I think Genetics..causes it but the influence and education is what the child need to learn about it...to learn to recognize a problem in themselves... and deal with it.

gelfling 10-08-2004 03:15 PM

Hi Patch,

Skyleh has it right. It is genetics :fright: , but we can be educated and taught how to live our lives without alcoholic.

I didn't do that with my son. :bigcry We all thought he had coped well and never did the meetings. Too late now. he's doing AA himself.

Take care and be blessed.

Kathy

sdp 10-08-2004 03:44 PM

My dad was an alcoholic.. My mom liked to drink, but I don't think I ever saw her drunk, at least I don't recall...

Out of their 5 kids, only 1 is an alcoholic, my oldest brother. 3 have pretty normal lives with non -A spouses... I married the alcoholic. I also like to have a beer occasionally.

StandingStrong 10-08-2004 06:11 PM

I don't drink. It's been many many years since I've actually had a drink. So no, I don't drink in front of my kids.
BUT...
I admit that in my younger more innocent days, I drank a lot. Mostly in high school and now and then when I got out of high school.
However, having watched my husband's life fall apart around him, having watched my brother lose everything he's worked so hard for, as well as watched other people I knew fall, I knew that I never wanted my life to be like that.
Also, when my kid's were very small, I knew that I had to be the responsible parent. I couldn't - wouldn't - take the chance of having one moment of bad judgement due to alcohol. And now that they are older, I can tell you that my AH caused a lot of pain and heartbreak in their lives. So I wouldn't drink in front of them now even if I wanted too.

I think in many cases (especially when the children are younger), it's not as big of an issue if you had a drink without getting drunk around them. They don't understand. But when the kid's get older and they see their parents drinking when one has a problem (or both), I do think it gives them the impression that it's okay.
And no, I'm not a prude. I hate to admit it, but I do smoke in front of my kids. They've heard me swear like a sailor and seen me have a few major out of body experiences.

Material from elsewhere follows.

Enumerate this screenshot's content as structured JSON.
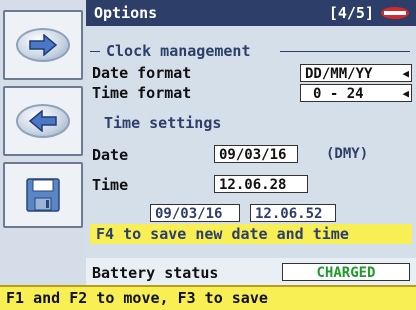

In hindsite, for myself, I have to say that I'm very lucky. Alcoholism runs in my family. Out of my brother and I, my brother is an alcoholic. Neither one of my parents drink but during my brother's rehab the counselor did tell my mom she acts like an alcoholic. She has the "ism's" of it.
Out of my 3 children, I worry most about my oldest. He is so much like his Dad, and idolizes his father as well. He also drank a beer with his dad this past summer (though there are some questions about that incident) but I do worry that my son will take it as a "bonding" of sorts. Not just with his Dad, but also an in-general type of male bonding thing. Ya know?

Oops, just realized that I"m rambling. sorry.